Let $F:\mathbb R^3 - \{0\}\to \mathbb R$ be given by $$F(x,y,z)=\frac{(0,xz,-xy)}{(y^2+z^2)\sqrt{x^2+y^2+z^2}}.$$ Compute $\int_C F\cdot ds$ where $C$ is the unit cirlce on the plane $x+y+z=3$ with the orientation from the point $$\left(1-\frac{1}{\sqrt{6}},1-\frac{1}{\sqrt{6}}, 1+\frac{2}{\sqrt{6}}\right)$$ to $$\left(1-\frac{1}{\sqrt{6}}, 1+\frac{2}{\sqrt{6}}, 1-\frac{1}{\sqrt{6}}\right)$$ to $$\left(1 + \frac{2}{\sqrt{6}}, 1-\frac{1}{\sqrt{6}}, 1-\frac{1}{\sqrt{6}}\right)$$ and back to $$\left(1-\frac{1}{\sqrt{6}},1-\frac{1}{\sqrt{6}}, 1+\frac{2}{\sqrt{6}}\right)$$
What I've done: By Green's theorem, the integral is $$\iint_D \operatorname{curl}(F)\cdot k\ dA$$ I got that the curl is $$\frac{(x,y,z)}{(x^2+y^2+z^2)^{3/2}}$$ so the integral is $$\int\int_D \frac{z}{(x^2+y^2+z^2)^{3/2}} \ dA$$ But I'm having difficulties with determining how to define the region $D$ to compute the last integral.

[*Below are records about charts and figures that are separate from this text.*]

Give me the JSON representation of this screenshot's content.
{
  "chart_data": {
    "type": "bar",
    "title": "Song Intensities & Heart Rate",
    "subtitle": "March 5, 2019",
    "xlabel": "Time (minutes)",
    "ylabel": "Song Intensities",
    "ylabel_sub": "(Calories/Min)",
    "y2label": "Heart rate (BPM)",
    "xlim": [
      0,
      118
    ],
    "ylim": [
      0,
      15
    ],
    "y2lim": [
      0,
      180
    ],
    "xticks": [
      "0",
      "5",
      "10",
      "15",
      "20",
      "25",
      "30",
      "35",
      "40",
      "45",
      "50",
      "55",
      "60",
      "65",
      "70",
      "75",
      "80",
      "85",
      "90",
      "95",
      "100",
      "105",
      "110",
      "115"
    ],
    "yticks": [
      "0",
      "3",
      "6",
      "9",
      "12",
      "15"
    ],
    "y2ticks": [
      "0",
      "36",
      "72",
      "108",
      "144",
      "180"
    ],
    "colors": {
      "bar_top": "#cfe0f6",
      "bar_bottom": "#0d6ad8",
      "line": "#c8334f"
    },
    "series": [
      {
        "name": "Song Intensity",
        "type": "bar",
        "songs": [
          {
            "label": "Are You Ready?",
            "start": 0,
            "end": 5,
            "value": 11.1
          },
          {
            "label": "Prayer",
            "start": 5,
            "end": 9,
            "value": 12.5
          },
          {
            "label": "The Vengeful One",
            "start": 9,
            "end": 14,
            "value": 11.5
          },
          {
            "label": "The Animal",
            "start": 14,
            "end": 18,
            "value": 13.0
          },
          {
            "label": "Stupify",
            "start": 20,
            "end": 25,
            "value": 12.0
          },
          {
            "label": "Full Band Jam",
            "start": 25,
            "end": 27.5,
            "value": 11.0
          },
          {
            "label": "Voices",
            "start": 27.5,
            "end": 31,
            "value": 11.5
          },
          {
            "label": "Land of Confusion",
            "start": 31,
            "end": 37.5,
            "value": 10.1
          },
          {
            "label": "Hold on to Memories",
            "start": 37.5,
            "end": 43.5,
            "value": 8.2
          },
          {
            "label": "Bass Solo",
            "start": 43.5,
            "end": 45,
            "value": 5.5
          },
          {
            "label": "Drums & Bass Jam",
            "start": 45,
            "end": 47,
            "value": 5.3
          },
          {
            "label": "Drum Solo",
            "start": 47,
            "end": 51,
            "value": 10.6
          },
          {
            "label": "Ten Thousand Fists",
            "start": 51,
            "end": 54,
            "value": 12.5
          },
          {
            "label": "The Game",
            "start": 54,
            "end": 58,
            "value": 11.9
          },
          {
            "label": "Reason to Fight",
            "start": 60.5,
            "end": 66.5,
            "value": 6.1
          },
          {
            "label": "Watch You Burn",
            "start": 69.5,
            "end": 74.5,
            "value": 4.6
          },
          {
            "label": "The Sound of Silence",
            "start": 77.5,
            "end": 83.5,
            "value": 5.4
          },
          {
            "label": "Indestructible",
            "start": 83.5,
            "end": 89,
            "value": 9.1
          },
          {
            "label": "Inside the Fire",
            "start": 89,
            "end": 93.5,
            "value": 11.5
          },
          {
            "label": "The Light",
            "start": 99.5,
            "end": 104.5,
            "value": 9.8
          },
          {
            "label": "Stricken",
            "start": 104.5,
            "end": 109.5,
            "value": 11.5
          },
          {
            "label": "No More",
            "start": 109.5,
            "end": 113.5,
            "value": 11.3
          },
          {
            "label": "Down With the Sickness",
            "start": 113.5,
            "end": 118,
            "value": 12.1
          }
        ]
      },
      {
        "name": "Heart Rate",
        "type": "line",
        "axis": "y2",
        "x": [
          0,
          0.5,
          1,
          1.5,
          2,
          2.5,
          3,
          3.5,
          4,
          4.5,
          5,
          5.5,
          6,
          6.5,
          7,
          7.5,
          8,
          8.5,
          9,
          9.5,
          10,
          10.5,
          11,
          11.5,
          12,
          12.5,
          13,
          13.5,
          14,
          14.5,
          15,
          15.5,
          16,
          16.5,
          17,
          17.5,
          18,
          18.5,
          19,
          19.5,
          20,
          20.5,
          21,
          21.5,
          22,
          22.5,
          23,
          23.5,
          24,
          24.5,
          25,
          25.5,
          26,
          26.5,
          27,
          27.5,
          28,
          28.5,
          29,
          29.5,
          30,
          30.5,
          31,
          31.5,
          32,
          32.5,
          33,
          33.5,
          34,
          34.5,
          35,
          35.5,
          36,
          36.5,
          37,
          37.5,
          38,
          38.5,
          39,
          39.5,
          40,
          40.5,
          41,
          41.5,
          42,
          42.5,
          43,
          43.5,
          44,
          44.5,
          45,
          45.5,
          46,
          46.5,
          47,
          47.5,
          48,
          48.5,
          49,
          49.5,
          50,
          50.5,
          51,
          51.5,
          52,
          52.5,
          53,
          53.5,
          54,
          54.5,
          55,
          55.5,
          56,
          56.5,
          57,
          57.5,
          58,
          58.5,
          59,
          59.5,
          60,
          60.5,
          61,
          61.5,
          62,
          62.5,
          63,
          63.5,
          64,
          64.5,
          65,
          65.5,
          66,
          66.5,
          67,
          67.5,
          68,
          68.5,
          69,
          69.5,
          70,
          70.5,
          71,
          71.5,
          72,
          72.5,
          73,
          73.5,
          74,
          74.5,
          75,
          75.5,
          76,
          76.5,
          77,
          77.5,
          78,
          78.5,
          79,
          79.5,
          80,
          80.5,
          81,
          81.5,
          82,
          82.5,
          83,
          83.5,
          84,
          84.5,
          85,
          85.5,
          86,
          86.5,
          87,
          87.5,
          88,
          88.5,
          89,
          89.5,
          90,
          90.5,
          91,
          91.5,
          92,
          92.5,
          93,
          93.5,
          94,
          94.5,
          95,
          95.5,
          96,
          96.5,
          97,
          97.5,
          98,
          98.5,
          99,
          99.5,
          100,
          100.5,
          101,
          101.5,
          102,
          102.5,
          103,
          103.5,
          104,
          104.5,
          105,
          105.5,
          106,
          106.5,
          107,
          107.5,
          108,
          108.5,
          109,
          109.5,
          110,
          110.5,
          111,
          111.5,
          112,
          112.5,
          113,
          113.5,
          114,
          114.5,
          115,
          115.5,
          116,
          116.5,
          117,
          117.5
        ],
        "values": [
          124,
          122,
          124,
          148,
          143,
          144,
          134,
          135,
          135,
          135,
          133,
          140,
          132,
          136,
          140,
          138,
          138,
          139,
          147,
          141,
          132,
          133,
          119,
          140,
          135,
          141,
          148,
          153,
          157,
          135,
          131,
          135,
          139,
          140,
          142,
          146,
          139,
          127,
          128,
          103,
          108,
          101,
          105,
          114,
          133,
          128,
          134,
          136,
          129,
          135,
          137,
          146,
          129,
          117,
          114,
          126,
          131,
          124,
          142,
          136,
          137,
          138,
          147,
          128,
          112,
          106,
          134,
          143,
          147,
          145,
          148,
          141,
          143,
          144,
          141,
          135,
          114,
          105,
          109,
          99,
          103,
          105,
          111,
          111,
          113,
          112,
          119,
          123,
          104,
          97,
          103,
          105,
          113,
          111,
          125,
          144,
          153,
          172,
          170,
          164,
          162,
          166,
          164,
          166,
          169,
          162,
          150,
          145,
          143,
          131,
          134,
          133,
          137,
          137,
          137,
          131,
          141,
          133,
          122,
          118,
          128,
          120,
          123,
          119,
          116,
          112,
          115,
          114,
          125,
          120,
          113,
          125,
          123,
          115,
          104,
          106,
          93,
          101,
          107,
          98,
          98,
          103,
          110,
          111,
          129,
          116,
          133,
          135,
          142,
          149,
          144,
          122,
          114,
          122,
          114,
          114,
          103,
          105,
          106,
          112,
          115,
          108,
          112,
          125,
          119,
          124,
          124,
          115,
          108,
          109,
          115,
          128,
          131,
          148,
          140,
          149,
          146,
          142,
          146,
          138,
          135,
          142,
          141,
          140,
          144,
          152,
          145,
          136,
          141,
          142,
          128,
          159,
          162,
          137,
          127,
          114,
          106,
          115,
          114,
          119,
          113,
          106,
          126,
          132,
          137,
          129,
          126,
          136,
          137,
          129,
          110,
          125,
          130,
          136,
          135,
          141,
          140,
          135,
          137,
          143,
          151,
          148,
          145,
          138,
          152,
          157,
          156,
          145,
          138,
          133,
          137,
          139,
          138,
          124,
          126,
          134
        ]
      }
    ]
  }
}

Obviously $D$ is a disk of radius $1$ in the given plane. You just need to find it's origin. The format of the given points on the circle hints that the center is $(1,1,1)$, which you can verify.
I would do a change of variables, to some $X,Y,Z$ such that $X,Y$ are in the plane, then $Z=0$.